Public transit is also crucial for essential workers during the pandemic.
Sister Barbara Pfarr, a Catholic nun in Elm Grove, Wisconsin, helps operate a Mother House where sick and elderly sisters reside. But at least half of her food and health care workers don’t have a driver’s license, she said, and they’re missing shifts due to a lack of transit. As a result, residents in facilities like hers “don’t get their services because their workers can’t get to work, through no fault of their own.”
Barbara is also considering that as she ages, she may also become transit-dependent. “When I’m older and can’t drive anymore, I want to be able to get around.” Many smaller towns and rural areas tend to be older, and seniors are now outliving their ability to drive safely by an average of 7 to 10 years. Without transit options, many of these seniors will lose their independence.
The hearings also emphasized that survivors of domestic abuse disproportionately rely on transit.
Shivani Parikh, outreach coordinator at the New York State Coalition Against Domestic Violence, testified that a lack of public transit makes it harder for survivors to get help.

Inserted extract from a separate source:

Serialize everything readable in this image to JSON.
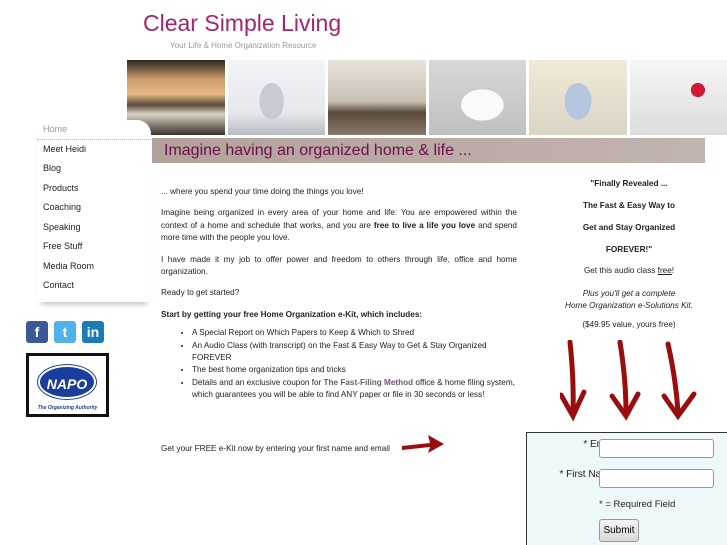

Service cuts can “greatly influence their sense of isolation, their experience of abuse, and their perceived ability to leave,” she warned.
Throughout America, millions are forced to depend on transit that doesn’t fully meet their needs, while millions more have no access at all. This is unacceptable.
Congress can help. Public transit needs at least $39 billion in emergency relief to avoid service cuts and layoffs through 2023. But more broadly, we need to revise the “80-20” split that’s plagued federal transit funding since the Reagan era — with 80 percent going to highways and less than 20 percent to public transit.
Part of the justification for this disparity is that only people in dense, urban areas use transit. This is upside-down logic. The hearings reveal that when people don’t use transit, it’s because it is nonexistent, unreliable, or inaccessible.
The funding to meet everyone’s transit needs exists — it’s just not being allocated correctly. It’s time we invest in public transit for all of America.